Conflit constitutionnel?
Pour les experts, le gouvernement Trudeau procède ainsi pour éviter une querelle constitutionnelle. En 2014, la Cour suprême a rejeté la nomination du juge québécois Marc Nadon. Pour nommer le juge Nadon, le gouvernement Harper avait tenté de modifier la composition de la Cour via la Loi sur la Cour suprême. Le plus haut tribunal au Canada avait alors statué qu’Ottawa se devait d’avoir l’approbation de la Chambre des communes, du Sénat et des dix législatures provinciales, ce qui n’est pas faisable à court, moyen ou long terme, note le constitutionnaliste Benoît Pelletier.
C’est en se basant sur ce renvoi que plusieurs estiment qu’une modification constitutionnelle serait nécessaire.
« Est-ce qu’il y a un minimum de rationalité et d’arguments valables dans ce qu’ils défendent? La réponse est oui », croit M. Pelletier.
« Ils (le gouvernement) veulent éviter un débat judiciaire de longue haleine » – Benoît Pelletier, professeur en droit
Ce dernier pense toutefois qu’une contestation judiciaire sur le sujet serait rejetée par les tribunaux.

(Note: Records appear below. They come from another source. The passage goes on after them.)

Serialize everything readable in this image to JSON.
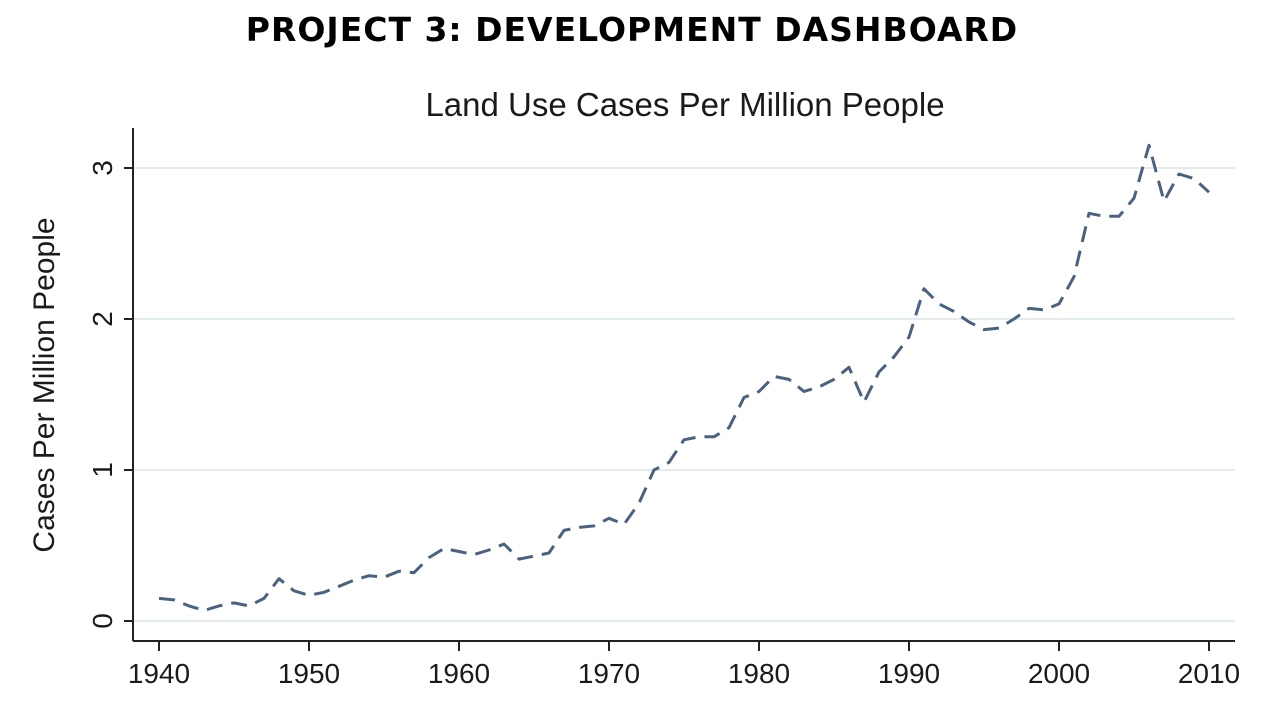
{
  "header": {
    "title": "PROJECT 3: DEVELOPMENT DASHBOARD"
  },
  "chart_data": {
    "type": "line",
    "title": "Land Use Cases Per Million People",
    "xlabel": "",
    "ylabel": "Cases Per Million People",
    "xlim": [
      1940,
      2010
    ],
    "ylim": [
      0,
      3.3
    ],
    "xticks": [
      1940,
      1950,
      1960,
      1970,
      1980,
      1990,
      2000,
      2010
    ],
    "yticks": [
      0,
      1,
      2,
      3
    ],
    "grid": true,
    "line_style": "dashed",
    "line_color": "#4a6280",
    "x": [
      1940,
      1941,
      1942,
      1943,
      1944,
      1945,
      1946,
      1947,
      1948,
      1949,
      1950,
      1951,
      1952,
      1953,
      1954,
      1955,
      1956,
      1957,
      1958,
      1959,
      1960,
      1961,
      1962,
      1963,
      1964,
      1965,
      1966,
      1967,
      1968,
      1969,
      1970,
      1971,
      1972,
      1973,
      1974,
      1975,
      1976,
      1977,
      1978,
      1979,
      1980,
      1981,
      1982,
      1983,
      1984,
      1985,
      1986,
      1987,
      1988,
      1989,
      1990,
      1991,
      1992,
      1993,
      1994,
      1995,
      1996,
      1997,
      1998,
      1999,
      2000,
      2001,
      2002,
      2003,
      2004,
      2005,
      2006,
      2007,
      2008,
      2009,
      2010
    ],
    "series": [
      {
        "values": [
          0.15,
          0.14,
          0.1,
          0.07,
          0.1,
          0.12,
          0.1,
          0.15,
          0.28,
          0.2,
          0.17,
          0.19,
          0.23,
          0.27,
          0.3,
          0.29,
          0.33,
          0.32,
          0.42,
          0.48,
          0.46,
          0.44,
          0.47,
          0.51,
          0.41,
          0.43,
          0.45,
          0.6,
          0.62,
          0.63,
          0.68,
          0.64,
          0.78,
          1.0,
          1.05,
          1.2,
          1.22,
          1.22,
          1.28,
          1.48,
          1.52,
          1.62,
          1.6,
          1.52,
          1.55,
          1.6,
          1.68,
          1.45,
          1.65,
          1.75,
          1.88,
          2.2,
          2.1,
          2.05,
          1.98,
          1.93,
          1.94,
          2.0,
          2.07,
          2.06,
          2.1,
          2.28,
          2.7,
          2.68,
          2.68,
          2.8,
          3.15,
          2.78,
          2.96,
          2.93,
          2.84
        ]
      }
    ]
  }
}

« Le renvoi (du juge Nadon) nous dit que les caractéristiques essentielles de la Cour sont enchâssées. Je pose la question, l’unilinguisme des juges est-il une caractéristique essentielle de la Cour suprême? Certainement pas. Poser la question, c’est y répondre. On n’est donc pas en présence d’une caractéristique essentielle de la Cour qui ne pourrait être modifiée. »
L’idéal pour ce dernier serait que le gouvernement décide de modifier la Loi sur la Cour suprême comme il veut le faire avec la Loi sur les langues officielles.

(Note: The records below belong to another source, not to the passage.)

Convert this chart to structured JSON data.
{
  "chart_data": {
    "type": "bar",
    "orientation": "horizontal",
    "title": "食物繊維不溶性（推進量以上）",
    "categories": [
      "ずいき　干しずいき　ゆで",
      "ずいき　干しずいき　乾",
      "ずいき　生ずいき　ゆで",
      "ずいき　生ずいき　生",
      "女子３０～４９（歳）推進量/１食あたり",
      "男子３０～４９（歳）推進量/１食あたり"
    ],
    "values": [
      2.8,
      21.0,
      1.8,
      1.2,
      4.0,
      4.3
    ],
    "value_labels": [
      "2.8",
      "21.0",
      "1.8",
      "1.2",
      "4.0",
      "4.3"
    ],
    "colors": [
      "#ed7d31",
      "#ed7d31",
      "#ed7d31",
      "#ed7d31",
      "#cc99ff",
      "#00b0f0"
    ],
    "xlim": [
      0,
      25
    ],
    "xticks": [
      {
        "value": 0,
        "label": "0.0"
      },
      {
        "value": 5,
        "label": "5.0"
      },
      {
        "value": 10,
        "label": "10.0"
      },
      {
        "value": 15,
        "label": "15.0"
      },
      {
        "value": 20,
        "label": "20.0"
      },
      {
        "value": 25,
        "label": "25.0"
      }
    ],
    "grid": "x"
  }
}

« Étant donné la question et les principes constitutionnels en cause, ça serait contesté et ça irait jusqu’à la Cour suprême du Canada. Ils (le gouvernement) veulent éviter un débat judiciaire de longue haleine ( …)Ce qu’ils ont fait toutefois en modifiant la Loi sur les langues officielles est tout à fait acceptable à mon avis », estime Benoît Pelletier.
Ottawa doit remplacer le dernier juge unilingue, Michael Moldaver, qui était le seul à utiliser les services d’interprétation. Il prend sa retraite en septembre. Lundi, le premier ministre Justin Trudeau a annoncé lancer de façon immédiate le processus en promettant un juge bilingue en provenance de l’Ontario.